The Little Ice Age (LIA) was a period of cooling that occurred after the Medieval Warm Period. Although it was not a true ice age, the term was introduced into scientific literature by François E. Matthes in 1939. It has been conventionally defined as a period extending from the 16th to the 19th centuries, but some experts prefer an alternative timespan from about 1300 to about 1850. Climatologists and historians working with local records no longer expect to agree on either the start or end dates of the period, which varied according to local conditions.
The NASA Earth Observatory notes three particularly cold intervals: one beginning about 1650, another about 1770, and the last in 1850, all separated by intervals of slight warming. The Intergovernmental Panel on Climate Change Third Assessment Report considered the timing and areas affected by the Little Ice Age suggested largely-independent regional climate changes rather than a globally-synchronous increased glaciation. At most, there was modest cooling of the Northern Hemisphere during the period.

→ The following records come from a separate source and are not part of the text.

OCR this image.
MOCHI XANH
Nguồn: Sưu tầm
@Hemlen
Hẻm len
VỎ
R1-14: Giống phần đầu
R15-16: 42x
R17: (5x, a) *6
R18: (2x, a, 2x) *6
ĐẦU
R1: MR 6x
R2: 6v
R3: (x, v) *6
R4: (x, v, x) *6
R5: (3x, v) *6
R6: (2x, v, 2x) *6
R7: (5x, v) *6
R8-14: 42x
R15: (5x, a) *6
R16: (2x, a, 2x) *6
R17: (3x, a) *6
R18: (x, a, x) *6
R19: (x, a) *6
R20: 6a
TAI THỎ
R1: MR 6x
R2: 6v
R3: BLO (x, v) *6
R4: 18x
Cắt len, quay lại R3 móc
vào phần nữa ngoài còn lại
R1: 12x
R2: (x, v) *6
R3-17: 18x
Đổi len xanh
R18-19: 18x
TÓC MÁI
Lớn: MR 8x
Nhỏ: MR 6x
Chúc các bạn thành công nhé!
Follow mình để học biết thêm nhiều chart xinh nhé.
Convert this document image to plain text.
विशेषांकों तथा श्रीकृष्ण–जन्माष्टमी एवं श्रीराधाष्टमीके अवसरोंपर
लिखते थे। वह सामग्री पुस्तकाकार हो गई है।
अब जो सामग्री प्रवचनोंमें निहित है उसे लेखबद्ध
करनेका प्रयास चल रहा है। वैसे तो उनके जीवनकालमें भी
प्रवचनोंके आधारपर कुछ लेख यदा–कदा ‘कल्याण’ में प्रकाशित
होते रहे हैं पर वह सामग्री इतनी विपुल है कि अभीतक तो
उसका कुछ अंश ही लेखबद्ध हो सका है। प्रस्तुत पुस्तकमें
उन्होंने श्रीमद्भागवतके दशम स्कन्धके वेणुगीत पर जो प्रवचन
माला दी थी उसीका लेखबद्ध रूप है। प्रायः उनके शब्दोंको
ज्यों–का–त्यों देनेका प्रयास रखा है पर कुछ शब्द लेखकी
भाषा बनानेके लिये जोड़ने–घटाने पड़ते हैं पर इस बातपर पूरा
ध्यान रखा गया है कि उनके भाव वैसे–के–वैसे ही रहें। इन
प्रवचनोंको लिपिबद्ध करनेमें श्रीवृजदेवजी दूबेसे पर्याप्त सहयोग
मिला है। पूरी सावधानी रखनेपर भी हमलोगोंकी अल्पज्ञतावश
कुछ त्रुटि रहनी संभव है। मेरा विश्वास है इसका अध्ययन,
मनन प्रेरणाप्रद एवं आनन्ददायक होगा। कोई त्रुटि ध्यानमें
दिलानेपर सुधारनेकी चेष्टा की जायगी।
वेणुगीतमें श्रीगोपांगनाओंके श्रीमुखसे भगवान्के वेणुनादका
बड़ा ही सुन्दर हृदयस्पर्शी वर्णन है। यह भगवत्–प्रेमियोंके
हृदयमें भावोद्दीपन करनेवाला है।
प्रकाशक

Several causes have been proposed: cyclical lows in solar radiation, heightened volcanic activity, changes in the ocean circulation, an inherent variability in global climate, or decreases in the human population.
The Intergovernmental Panel on Climate Change Third Assessment Report (TAR) of 2001 described the areas affected:
Evidence from mountain glaciers does suggest increased glaciation in a number of widely spread regions outside Europe prior to the twentieth century, including Alaska, New Zealand and Patagonia. However, the timing of maximum glacial advances in these regions differs considerably, suggesting that they may represent largely independent regional climate changes, not a globally-synchronous increased glaciation. Thus current evidence does not support globally synchronous periods of anomalous cold or warmth over this interval, and the conventional terms of "Little Ice Age" and "Medieval Warm Period" appear to have limited utility in describing trends in hemispheric or global mean temperature changes in past centuries.... [Viewed] hemispherically, the "Little Ice Age" can only be considered as a modest cooling of the Northern Hemisphere during this period of less than 1°C relative to late twentieth century levels.